“O dono de Jaboatão é o povo de Jaboatão e só a ele eu devo satisfação. Estou sendo julgado porque ganhei a eleição e conquistei um espaço político em Pernambuco?”, questionou o prefeito.
A declaração é uma resposta direta ao ambiente de tensão que vem se formando dentro do grupo político que comandou Jaboatão nos últimos anos. Mano Medeiros, que chegou ao comando da Prefeitura com o apoio de Anderson Ferreira, consolidou seu próprio espaço político após vencer a eleição e passou a ampliar sua atuação para além das fronteiras do município.

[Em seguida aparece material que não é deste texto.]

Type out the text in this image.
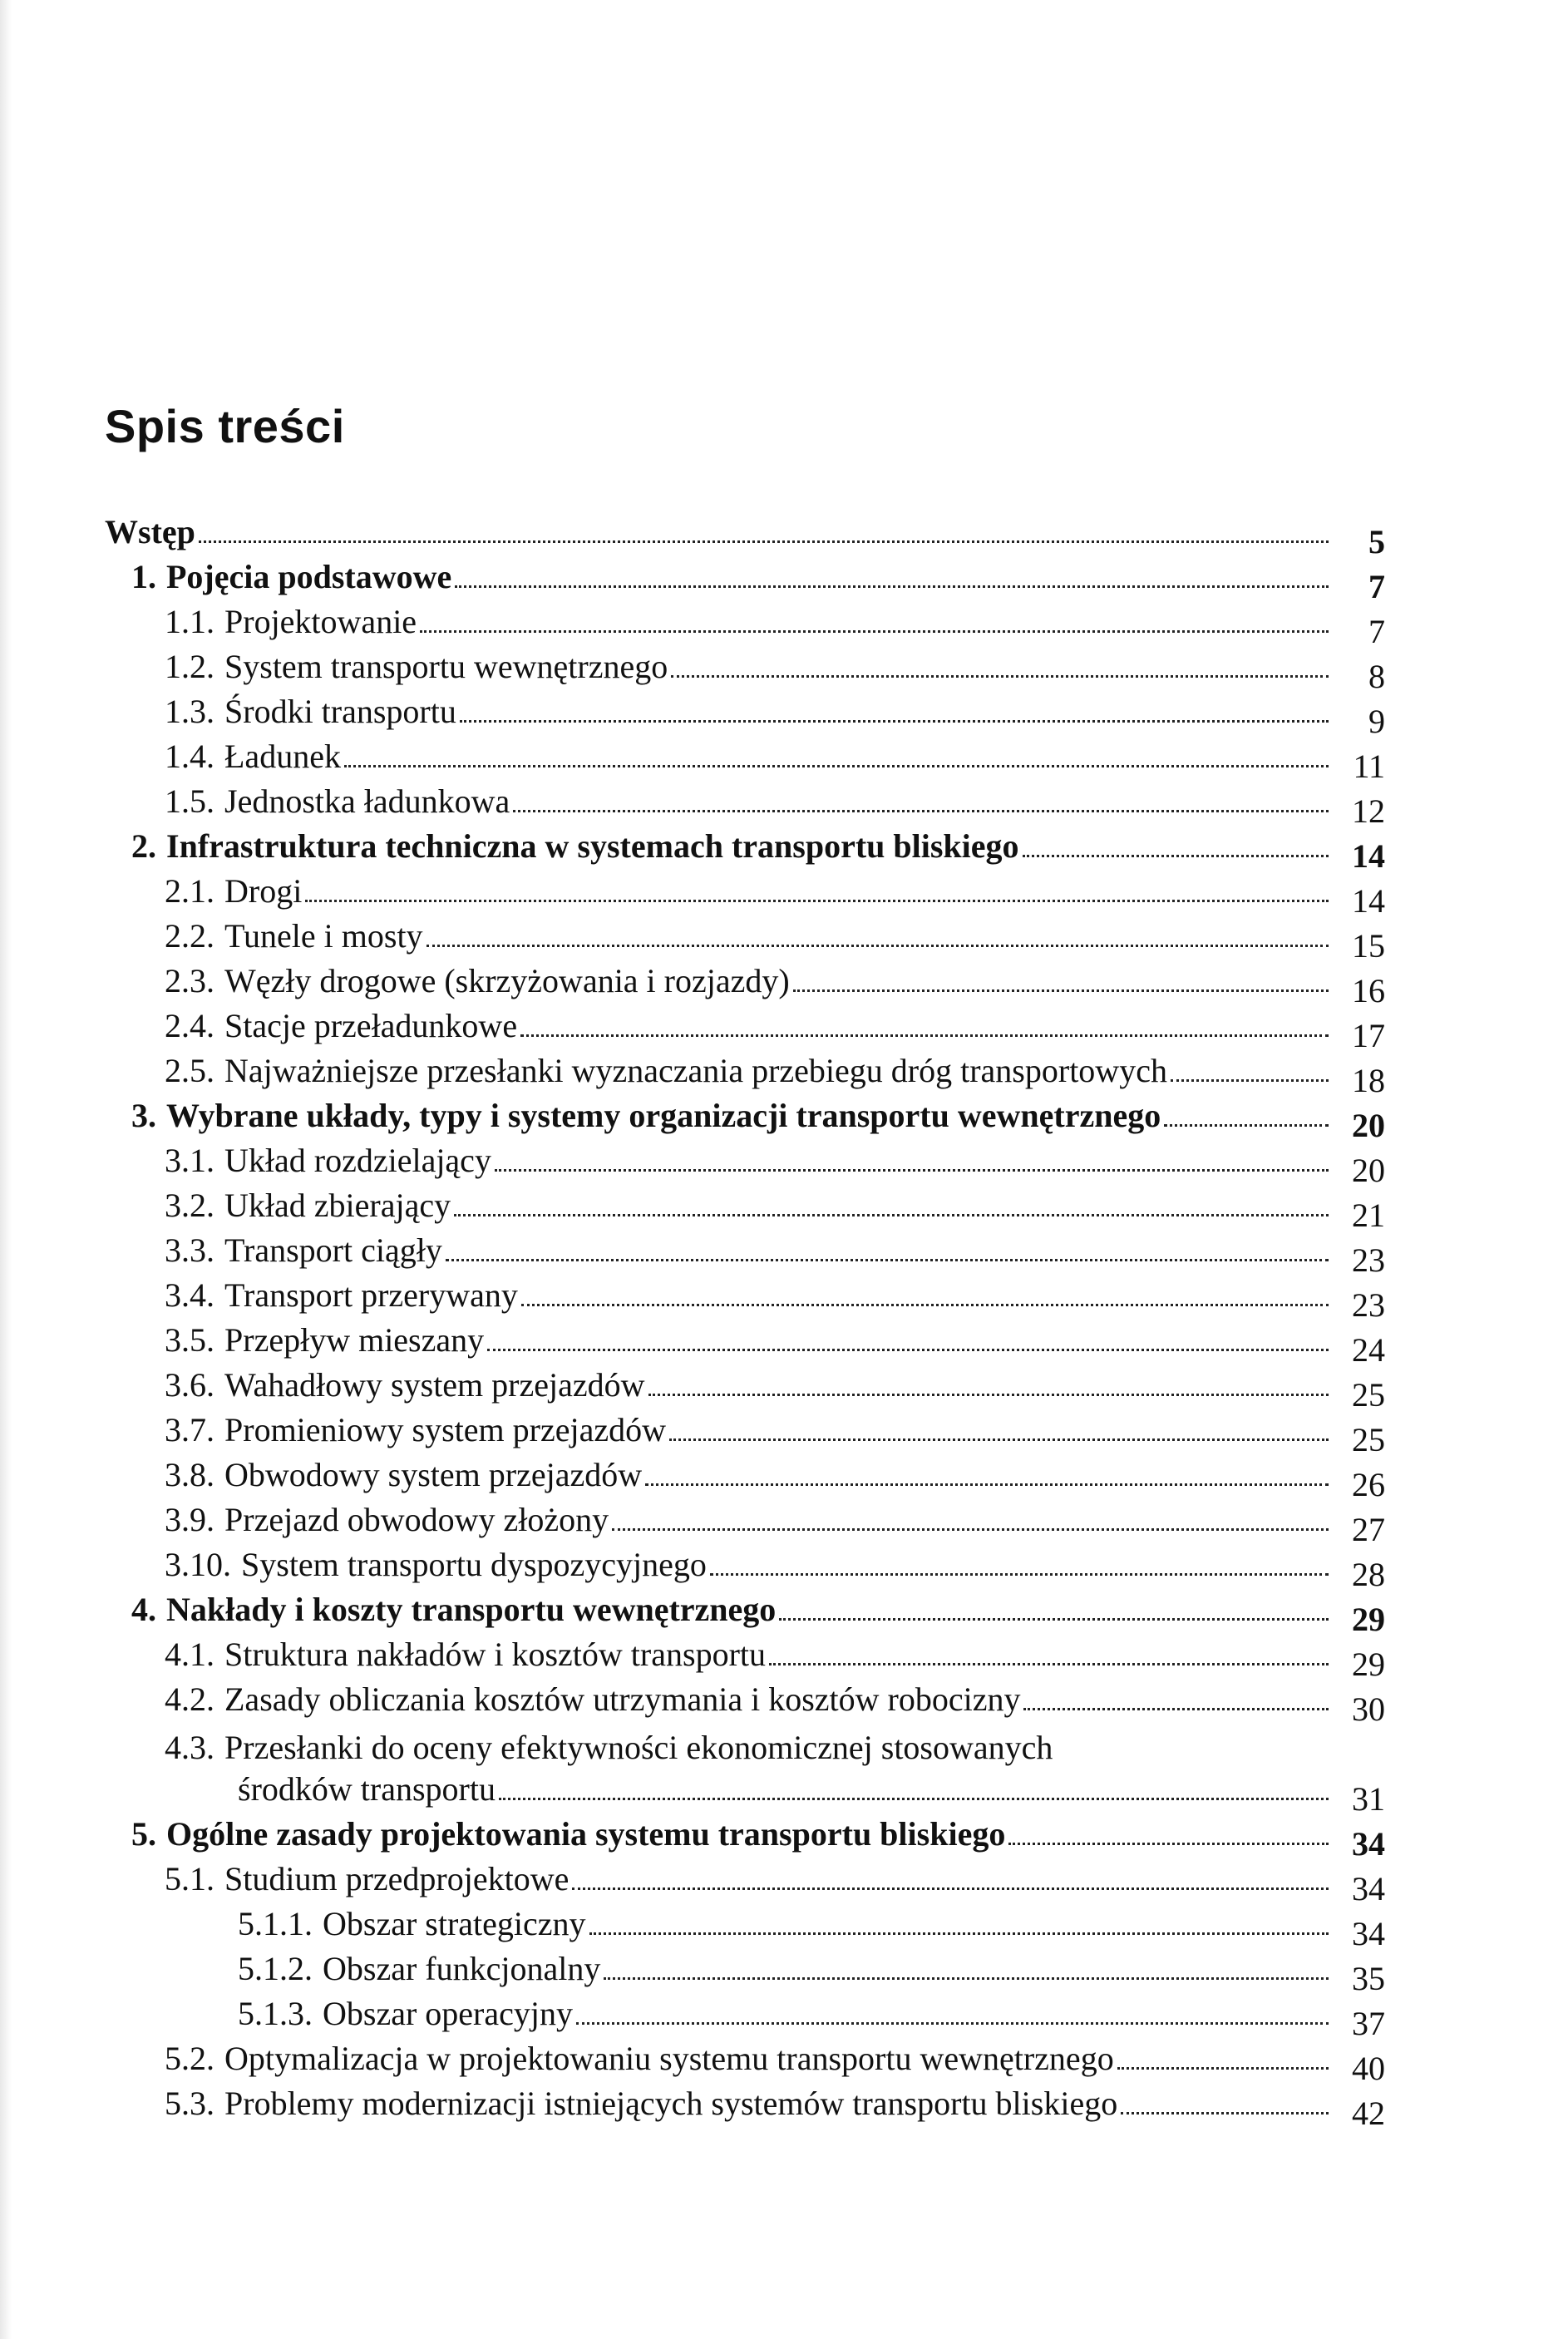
Spis treści
Wstęp	5
1. Pojęcia podstawowe	7
1.1. Projektowanie	7
1.2. System transportu wewnętrznego	8
1.3. Środki transportu	9
1.4. Ładunek	11
1.5. Jednostka ładunkowa	12
2. Infrastruktura techniczna w systemach transportu bliskiego	14
2.1. Drogi	14
2.2. Tunele i mosty	15
2.3. Węzły drogowe (skrzyżowania i rozjazdy)	16
2.4. Stacje przeładunkowe	17
2.5. Najważniejsze przesłanki wyznaczania przebiegu dróg transportowych	18
3. Wybrane układy, typy i systemy organizacji transportu wewnętrznego	20
3.1. Układ rozdzielający	20
3.2. Układ zbierający	21
3.3. Transport ciągły	23
3.4. Transport przerywany	23
3.5. Przepływ mieszany	24
3.6. Wahadłowy system przejazdów	25
3.7. Promieniowy system przejazdów	25
3.8. Obwodowy system przejazdów	26
3.9. Przejazd obwodowy złożony	27
3.10. System transportu dyspozycyjnego	28
4. Nakłady i koszty transportu wewnętrznego	29
4.1. Struktura nakładów i kosztów transportu	29
4.2. Zasady obliczania kosztów utrzymania i kosztów robocizny	30
4.3. Przesłanki do oceny efektywności ekonomicznej stosowanych
środków transportu	31
5. Ogólne zasady projektowania systemu transportu bliskiego	34
5.1. Studium przedprojektowe	34
5.1.1. Obszar strategiczny	34
5.1.2. Obszar funkcjonalny	35
5.1.3. Obszar operacyjny	37
5.2. Optymalizacja w projektowaniu systemu transportu wewnętrznego	40
5.3. Problemy modernizacji istniejących systemów transportu bliskiego	42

Sem citar nominalmente o ex-prefeito em sua segunda manifestação, Mano elevou o tom ao falar sobre ataques pessoais e fez referência à fé cristã, tema recorrente no discurso de lideranças políticas do grupo.
“Sou um homem de fé e princípios e fico triste quando homens que se dizem cristãos partem para ataques pessoais por motivos pessoais. Isso só gera discórdia e ódio. Não entro nessa. Meus princípios, valores e fé são inegociáveis”, afirmou.
A resposta de Mano pode ser interpretada como um verdadeiro “tapa de luva” em Anderson Ferreira: sem devolver as críticas na mesma intensidade, o prefeito deixou claro que não pretende aceitar a ideia de que sua trajetória política esteja condicionada à tutela de antigos aliados.
O episódio evidencia uma mudança importante no cenário político de Jaboatão. Mano Medeiros busca consolidar uma identidade própria e ampliar seu peso político em Pernambuco, enquanto Anderson Ferreira continua sendo uma das principais lideranças do campo conservador no Estado.
No jogo político, a mensagem de Mano foi clara: o prefeito reconhece sua origem política, mas não abre mão do espaço que conquistou nas urnas e da autonomia que passou a exercer.